Newspaper account     |     The Ballad of Ishmael Day
|
|
|
|
Historic Jerusalem Mill Village
This historic site, listed on the National Register, is centered around a grist mill built in 1772 for David Lee on a tract called "Bond's Water Mills". The mill was operated continuously until 1961 when the state purchased the site as part of the Gunpowder Falls State Park. Later purchases have added to the site, so that it now consists of an entire village of eight 19th century and earlier buildings, including one of the four covered bridges in Maryland. In the mid 1800's it was named Jerusalem for the nearby tract patented in 1687 and then partly owned by the Lee family.
|
|
Expectation
This 1500 acre tract was patented in 1683 to Thomas Lightfoot. It stretched from Kingsville north to the Little Falls of the Gunpowder. The western corner can still be seen as a large, inscribed stone marker next to US Route 1 in front of Celebrie Vet Clinic. It is presumed to have been set by Edward Day about 1810 and it is referred to in an 1836 deed from Edward Day to David Gittings.
The stone reads:
This stone is in place of a double poplar tree a boundary of expectation francis freedom alias youngs escape and the second boundary of onions prospect hill the latter now owned by EDWARD DAY cursed be he who removeth his neighbors landmark and all the people shall say amen. chap 27 verse 17
This "curse", taken from Deuteronomy, seems to have prevented the stone from being moved to this day.
|
|
|
Baltimore County's Second Court House
The Greater Kingsville area has the distinction of being the location of the oldest court house in what is now Baltimore County. In 1674, when Baltimore County included what are now Harford and Carroll Counties, the city, and parts of Cecil, Anne Arundel and Howard Counties, the Council ordered that a Court House be built on the north side of the Gunpowder River. However, the first court house was established instead on the east side of Bush River in what is now Harford County. When that location was abandoned about 1693, the second Court House, clerks's office, and jail were built up the hill from the Gunpowder River on the eastern third of "Simm's Choice" close to and northward from the "Wee Bit". Locating these tracts today indicates that this second Court House was located 1/2 mile east of the intersection of Jones Rd and US 40 near Kingsville. When the Court House property was deeded to the County in 1701 by the builder, Michael Judd, it contained 2 acres and was bounded at the four corners by pear, peach, apple, and cherry trees. In 1707, a new court house was ordered to be built in Joppa and the county offices moved there in 1712.
|
|
The Cold War
Kingsville was the location of one of the Nike missile batteries set-up during the Cold War for the protection of the Washington-Baltimore area.

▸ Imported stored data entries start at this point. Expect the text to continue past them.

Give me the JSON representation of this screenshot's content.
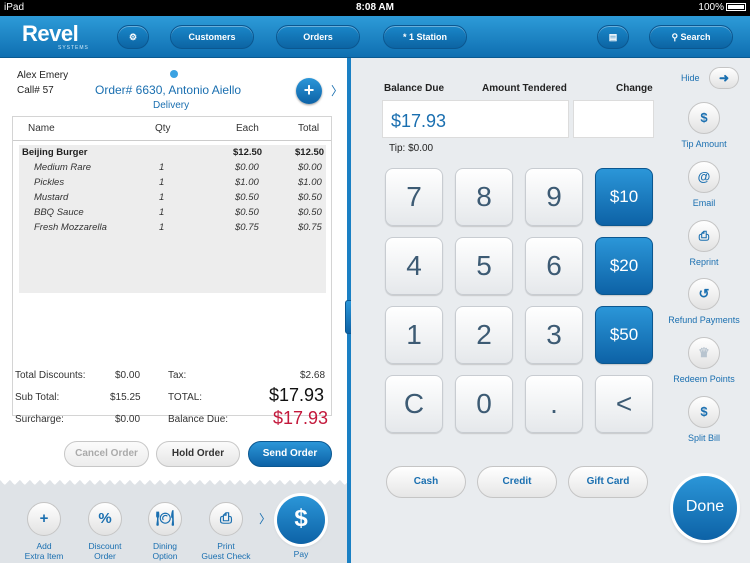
{
  "status_bar": {
    "device": "iPad",
    "time": "8:08 AM",
    "battery": "100%"
  },
  "nav": {
    "logo": "Revel",
    "logo_sub": "SYSTEMS",
    "customers": "Customers",
    "orders": "Orders",
    "station": "* 1 Station",
    "search": "Search"
  },
  "order": {
    "customer_name": "Alex Emery",
    "call": "Call# 57",
    "title": "Order# 6630, Antonio Aiello",
    "type": "Delivery",
    "columns": [
      "Name",
      "Qty",
      "Each",
      "Total"
    ],
    "items": [
      {
        "name": "Beijing Burger",
        "qty": "",
        "each": "$12.50",
        "total": "$12.50",
        "main": true
      },
      {
        "name": "Medium Rare",
        "qty": "1",
        "each": "$0.00",
        "total": "$0.00",
        "main": false
      },
      {
        "name": "Pickles",
        "qty": "1",
        "each": "$1.00",
        "total": "$1.00",
        "main": false
      },
      {
        "name": "Mustard",
        "qty": "1",
        "each": "$0.50",
        "total": "$0.50",
        "main": false
      },
      {
        "name": "BBQ Sauce",
        "qty": "1",
        "each": "$0.50",
        "total": "$0.50",
        "main": false
      },
      {
        "name": "Fresh Mozzarella",
        "qty": "1",
        "each": "$0.75",
        "total": "$0.75",
        "main": false
      }
    ],
    "totals": {
      "discounts_label": "Total Discounts:",
      "discounts": "$0.00",
      "subtotal_label": "Sub Total:",
      "subtotal": "$15.25",
      "surcharge_label": "Surcharge:",
      "surcharge": "$0.00",
      "tax_label": "Tax:",
      "tax": "$2.68",
      "total_label": "TOTAL:",
      "total": "$17.93",
      "balance_label": "Balance Due:",
      "balance": "$17.93"
    },
    "buttons": {
      "cancel": "Cancel Order",
      "hold": "Hold Order",
      "send": "Send Order"
    }
  },
  "actions": {
    "add_item": "Add\nExtra Item",
    "discount": "Discount\nOrder",
    "dining": "Dining\nOption",
    "print": "Print\nGuest Check",
    "pay": "Pay",
    "pay_symbol": "$"
  },
  "payment": {
    "balance_due_label": "Balance Due",
    "amount_tendered_label": "Amount Tendered",
    "change_label": "Change",
    "amount": "$17.93",
    "tip": "Tip: $0.00",
    "keys": [
      "7",
      "8",
      "9",
      "$10",
      "4",
      "5",
      "6",
      "$20",
      "1",
      "2",
      "3",
      "$50",
      "C",
      "0",
      ".",
      "<"
    ],
    "methods": {
      "cash": "Cash",
      "credit": "Credit",
      "gift_card": "Gift Card"
    },
    "done": "Done"
  },
  "sidebar": {
    "hide": "Hide",
    "items": [
      {
        "label": "Tip Amount",
        "icon": "cash-icon",
        "glyph": "$"
      },
      {
        "label": "Email",
        "icon": "email-icon",
        "glyph": "@"
      },
      {
        "label": "Reprint",
        "icon": "printer-icon",
        "glyph": "⎙"
      },
      {
        "label": "Refund Payments",
        "icon": "refund-icon",
        "glyph": "↺"
      },
      {
        "label": "Redeem Points",
        "icon": "trophy-icon",
        "glyph": "♛"
      },
      {
        "label": "Split Bill",
        "icon": "split-icon",
        "glyph": "$"
      }
    ]
  },
  "colors": {
    "accent": "#1a6fb0",
    "primary": "#0d62a6",
    "balance": "#c3183b"
  }
}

There were 16 in Maryland. Known as BA-09, the launch site was located at the end of Stockdale Road off of Mt Vista Road and the fire control center was at the end of Hutschenreuter Lane. It was built in 1955 and manned by D Battery of the 4th Battalion of the 1st Artillery Brigade. Another site was located in Jacksonville.
|
 |
|
|
Long Calm - Ridgely's Forge
In the 17th and 18th centuries, the main road from the Patapsco River to the Susquehanna generally followed the present path of Philadelphia Rd through our area. The road had to skirt the headwaters of most of the streams such as White Marsh Run and Winters Run so that fording the streams was possible. The Big Gunpowder presented a larger obstacle. Until the first bridge was built in the late 1700's, the crossing was at a place always knows as "The Long Calm". Old Long Calm Rd off of Pfeffers Rd and Old Landing Rd off of Mt Vista are certainly fragments of the original roads leading to this crossing, which was just above the present-day I-95 bridge. The map to the left is a portion of the 1821 survey of a road from Towson to the Long Calm where the Ridgely Forge was located (now Joppa Rd and Forge Rd). It shows some of the forge structures. Two shafts, each weighing 18,000 lbs, were made here in about 1840 for a Russian steamer being built in New York, which was one of the first transatlantic steamers.
|
|
The Kingsville area contains many other historic properties, including the Franklinville Historic District.